EVERETT — A group trying to save the historic Collins Building on the city’s waterfront has until early November to secure financing, Port of Everett commissioners decided Tuesday.
Commissioners made clear, however, that they’re not willing to give the Collins Building Redevelopment Group an open-ended deadline for raising money to renovate the 81-year-old structure at 13th Street and W. Marine View Drive.
“I’m reluctant to stretch this thing out because it could go on and on and on,” said commissioner Phil Bannan. “I don’t want to see that building sitting around forever and forever while everyone dreams about it.”
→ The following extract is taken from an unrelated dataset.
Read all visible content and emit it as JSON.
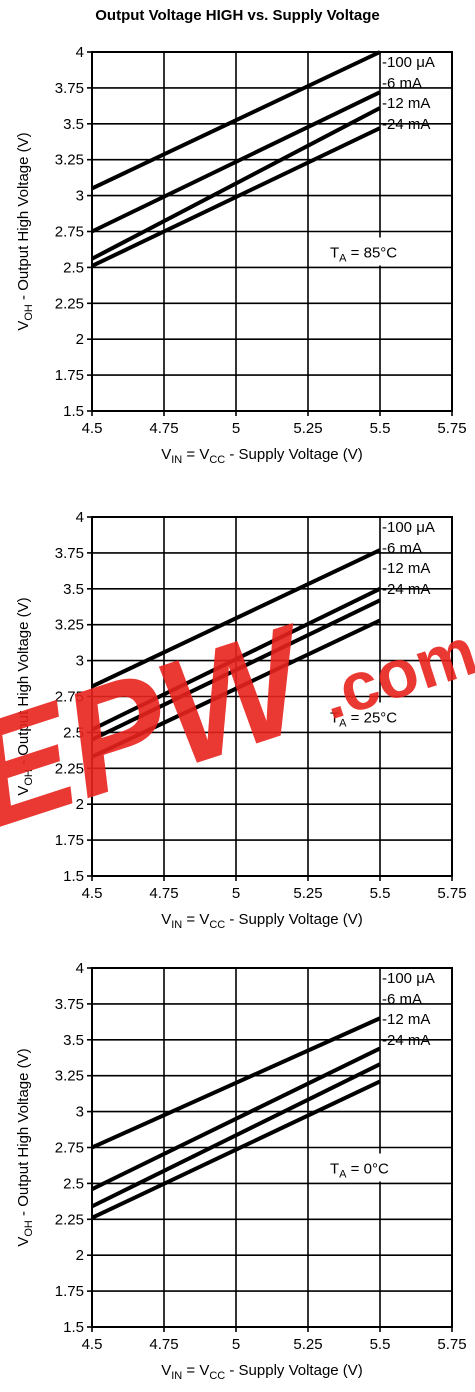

After years of argument about the future of the former coffin factory, the port and the redevelopment group negotiated last year an agreement to revive the building, which sits near the entrance to the port’s $400 million development of condominiums and mixed-use space.
That agreement called for the group and its director, Richard Sullivan, to raise 10 percent of the projected redevelopment budget for the building by Aug. 22.
In late August, Sullivan submitted a letter to the port committing $1.5 million of his own funds to the project. But the commitment letter contained several conditions, including one allowing Sullivan to move forward with the project “in an acceptable manner and within an acceptable timeframe at my sole discretion.”
John Mohr, the port’s executive director, described the letter as an “open-ended opportunity to walk away from the commitment.”
Sullivan is in Asia this week, part of an extended trip, but his supporters argued at Tuesday’s meeting that he is working hard to secure tenants and a solid plan for the building.
“It takes time to put together the support you’re seeing from the community and the financial support to make this all come together,” said Kenneth Berger, the redevelopment group’s attorney. “It doesn’t happen overnight.”
He said six more months would really help, a sentiment echoed by Chris Moore of the Washington Trust for Historic Preservation. The building was added last year to the National Register of Historic Places.
“I’d hate to see another deadline in place that’s set up for failure,” Moore said.
But given the agreement and its previous deadlines, port commissioners indicated they didn’t want to set a deadline longer than Nov. 5.
By that date, according to the unanimously approved motion, the redevelopment group needs to have accumulated at least $1.5 million in an escrow account. Alternatively, the group can meet the requirement by gaining and documenting receipt of a grant in that amount.
Commissioner Don Hopkins said he talked with Sullivan last weekend and is satisfied that he’s “real close” to gaining financing for the project.
If the next deadline is not met, the port can terminate its agreement with the Collins Building Redevelopment Group. If that happens, there’s a chance the building could be torn down.
Valerie Steel told port commissioners they should consider community sentiment, pointing out nearly all of the standing-room only crowd at the meeting supported keeping the building.
“This isn’t just a few squeaky wheels in the back row in support of this community icon,” she said.
Commissioner Connie Niva acknowledged the building has become a lightning rod for rumor and distrust of the port, and she asked that supporters treat the port fairly.
“I think all of us agree that if this building could be done, and done correctly, it could be a beautiful entree to the redevelopment area. But right now, it’s sitting derelict.”